Lot 9 | A Famille-Rose 'Sanyang' Bowl, Mark and Period of Guangxu
Estimate: 6,000 - 8,000 USD
Lot 99 | An Archaic Bronze Ritual Wine Vessel (Jue), Late Shang Dynasty
Estimate: 3,000 - 5,000 USD
The present sale comprises over 40 lots of jade and jadeite carvings dating from the Song / Ming dynasty through the 20th century, and reveals the range of ways in which artisans and aficionados used this precious medium. Represented herein are jades intended to be worn as a personal adornment, such as a hat finial, a scabbard, and various pendants and rings; jades carved for daily use in the form of censers, boxes and covers, bowls, dishes, and snuff bottles. In addition, animals have also been a favorite subject for Chinese craftsmen, including jade carvers as well, from antiquity to the present. This sale also offers jades carved in the form of animals for handling and private admiration, such as buffalos, camels, and mythical creatures.

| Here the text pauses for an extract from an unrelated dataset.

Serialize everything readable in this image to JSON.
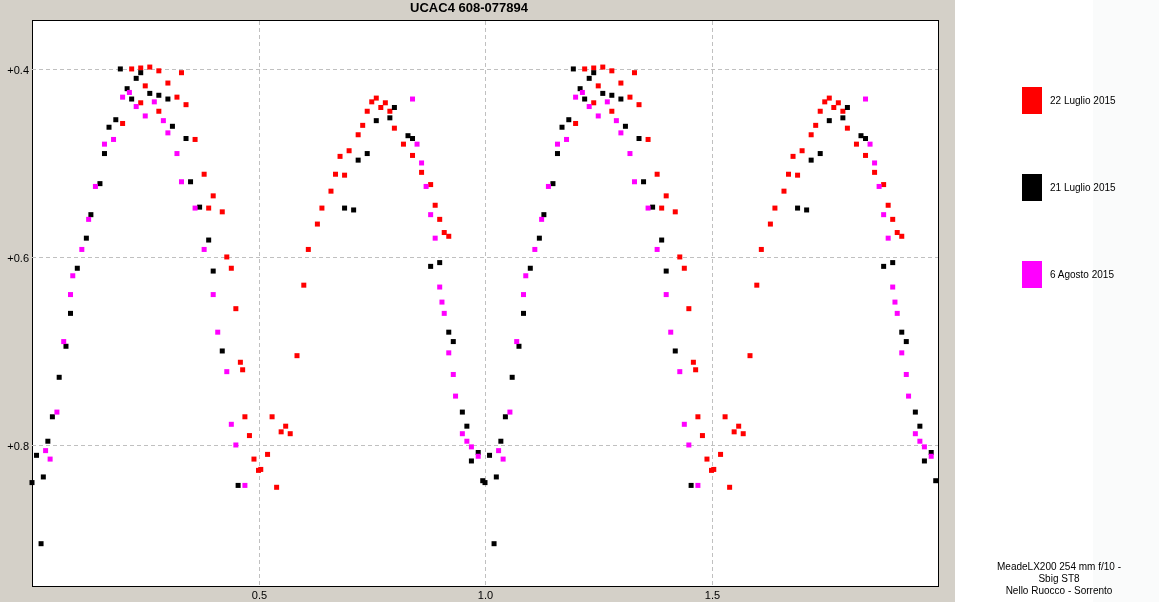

The sale includes a group of exquisite jades and scholar’s objects from a Canadian private collection. The collection was originally amassed by Charlotte and George McDonald Goldsack during World War II in Shanghai. After faced with much hardship due to the increasing anti-Semitism imposed by the occupied Japanese forces, the couple returned back to Great Britain in 1946 and the collection has remained in the family since then. The present selection of jade carvings and scholar’s objects in the sale, reveals Charlotte and George McDonald Goldsack’s elegant taste, and is a testament to the couple’s courage, strength and tenacity when faced with the hardships of World War II.